I didn’t respond. I just stared back at my feet.

“Girl, I knew you were sleeping with him. But how does that factor into all this?”

I gave a long deep sigh. “Because I discovered his body the day he was murdered, and I didn’t call the police.”

Grace stared at me for a beat before she patted my hands. “It’s gonna be okay. Let’s just figure out a way to get you out of this mess.” Grace shook her head. I think she was starting to see what a dumpster fire my life really was. “Girl, I always knew you were an overachiever, even when you step in a pile of it, huh?”

We laughed and it took the edge off.

“So, this Jonathan guy, what’s his deal?”

“Jonathan Everett. He has a freaking dossier on me. He tracked down my brother and hired him to trail the lawyer that was found dead with my brother.”

She removed her suit jacket and slung it across the back of the chair, like she was about to get down to work. “Okay, we have to fight fire with a flood. You got any dirt on this Jonathan guy?”

“He’s laundering dirty money for a company in Mexico. They’re into all sorts of illegal stuff—drugs, human trafficking, and gun running—and Jonathan was the one who set up the scheme inside the company.”

“Drugs? Guns? Damn, girl! When we get you out of this mess, I’m going to write a book about it!”

I smiled. Grace was doing what any good friend would do. She was trying to keep me from falling into a bottomless hole of despair over how bad things were. But she would need to be more than Chuckles the Clown to help me see my way out of this mess.

“Grace, it gets worse.”

“Please don’t tell me that.” Grace leaned back in her chair and placed her palms flat on the table, like she was steadying herself. “It can’t get worse.”

I leaned over to the laptop, clicked a couple times, and pulled up the Brethren manifesto. I slid the computer back to face her. I picked up another Oreo and ate the entire cookie, no bites. I watched her read it, her mouth open, her eyes widened in shock. She finished and stared up at me with a look of horror, like she’d just discovered a badly decomposed body.

I handed her the gun shop flyer. “What’s this?” she asked.

“Michael left this in a duffel bag here a few nights ago. I just thought it was the place where he bought a gun when we all thought he committed suicide. But I think it’s part of the gunrunning the company is involved in. The CEO has Alzheimer’s, and I think Max and Jonathan have run amok. The two of them are behind all this.”

“Who’s Max?”

“Maxwell Lumpkin. He heads up Operations. Max was trying to recruit Michael to join the Brethren. I think Max made arrangements to ship the guns on the company’s trucks to the Libertad company, the criminals down in Mexico. A month ago, they started shipping guns south of the border. And by the way, Max also threatened me.”

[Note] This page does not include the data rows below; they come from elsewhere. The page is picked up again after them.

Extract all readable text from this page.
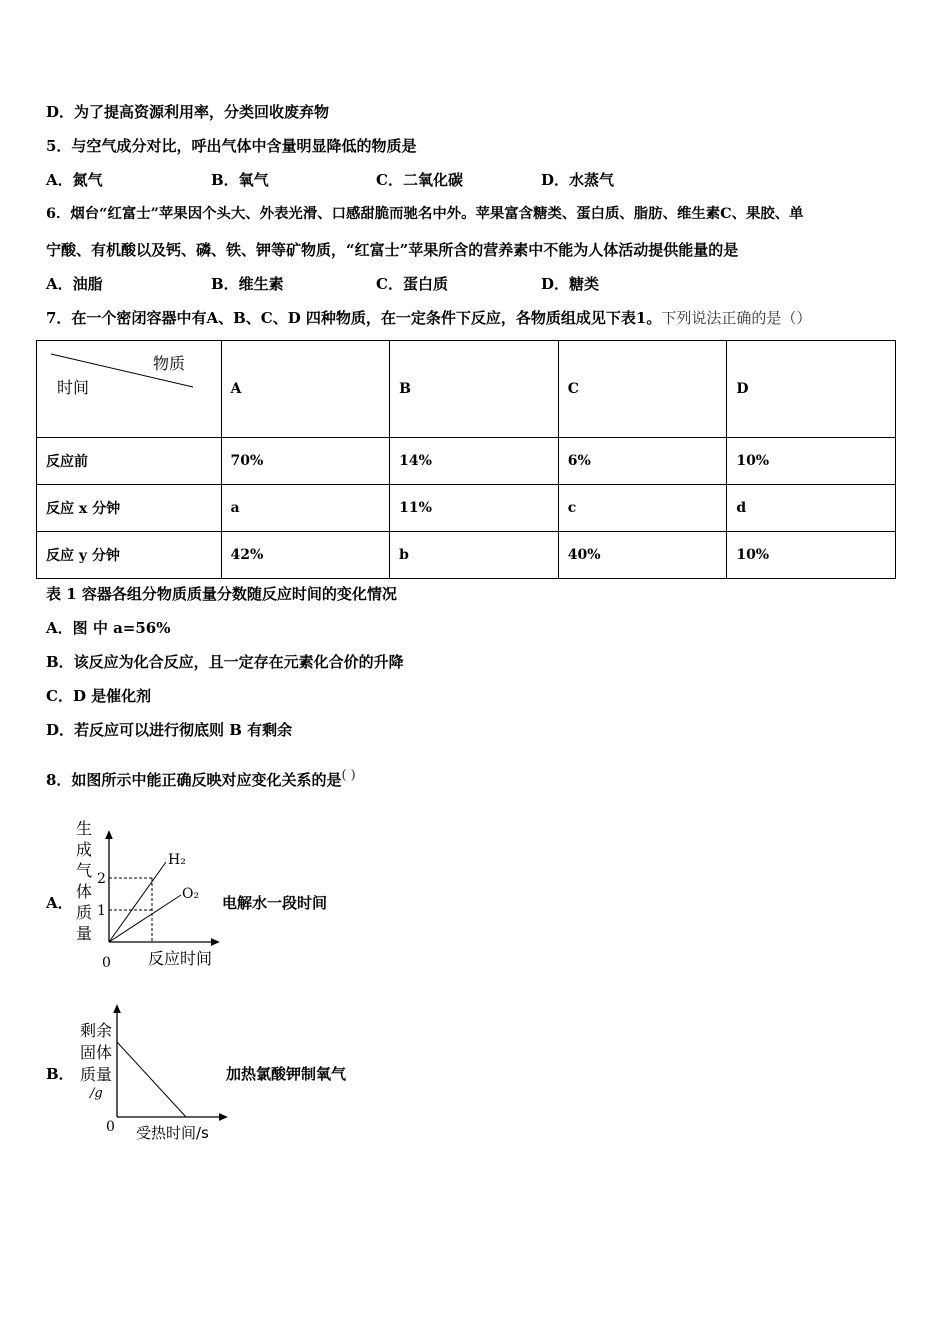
D．为了提高资源利用率，分类回收废弃物
5．与空气成分对比，呼出气体中含量明显降低的物质是
A．氮气	B．氧气	C．二氧化碳	D．水蒸气
6．烟台“红富士”苹果因个头大、外表光滑、口感甜脆而驰名中外。苹果富含糖类、蛋白质、脂肪、维生素C、果胶、单
宁酸、有机酸以及钙、磷、铁、钾等矿物质，“红富士”苹果所含的营养素中不能为人体活动提供能量的是
A．油脂	B．维生素	C．蛋白质	D．糖类
7．在一个密闭容器中有A、B、C、D 四种物质，在一定条件下反应，各物质组成见下表1。下列说法正确的是（）
物质
时间	A	B	C	D
反应前	70%	14%	6%	10%
反应 x 分钟	a	11%	c	d
反应 y 分钟	42%	b	40%	10%
表 1 容器各组分物质质量分数随反应时间的变化情况
A．图 中 a=56%
B．该反应为化合反应，且一定存在元素化合价的升降
C．D 是催化剂
D．若反应可以进行彻底则 B 有剩余
8．如图所示中能正确反映对应变化关系的是( )
A．	电解水一段时间
生
成
气
体
质
量
2
1
0
H₂
O₂
反应时间
B．	加热氯酸钾制氧气
剩余
固体
质量
/g
0 受热时间/s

Grace tilted her head and folded her arms. “Let me get this straight. You work with a group of white supremacists who are involved in money laundering and all manner of criminal activity. And they promoted a Black woman to join their executive ranks. And one of them even threatened you. And they promoted you because . . . ? I would think they wouldn’t even want to sit in the same room with you.”

“They promoted me because they could prop me up as the figurehead Black employee to the protesters and the people suing Houghton for race discrimination. With that dossier, I guess they thought my secrets were bad enough to blackmail me into going along with all the criminal crap they’re doing.”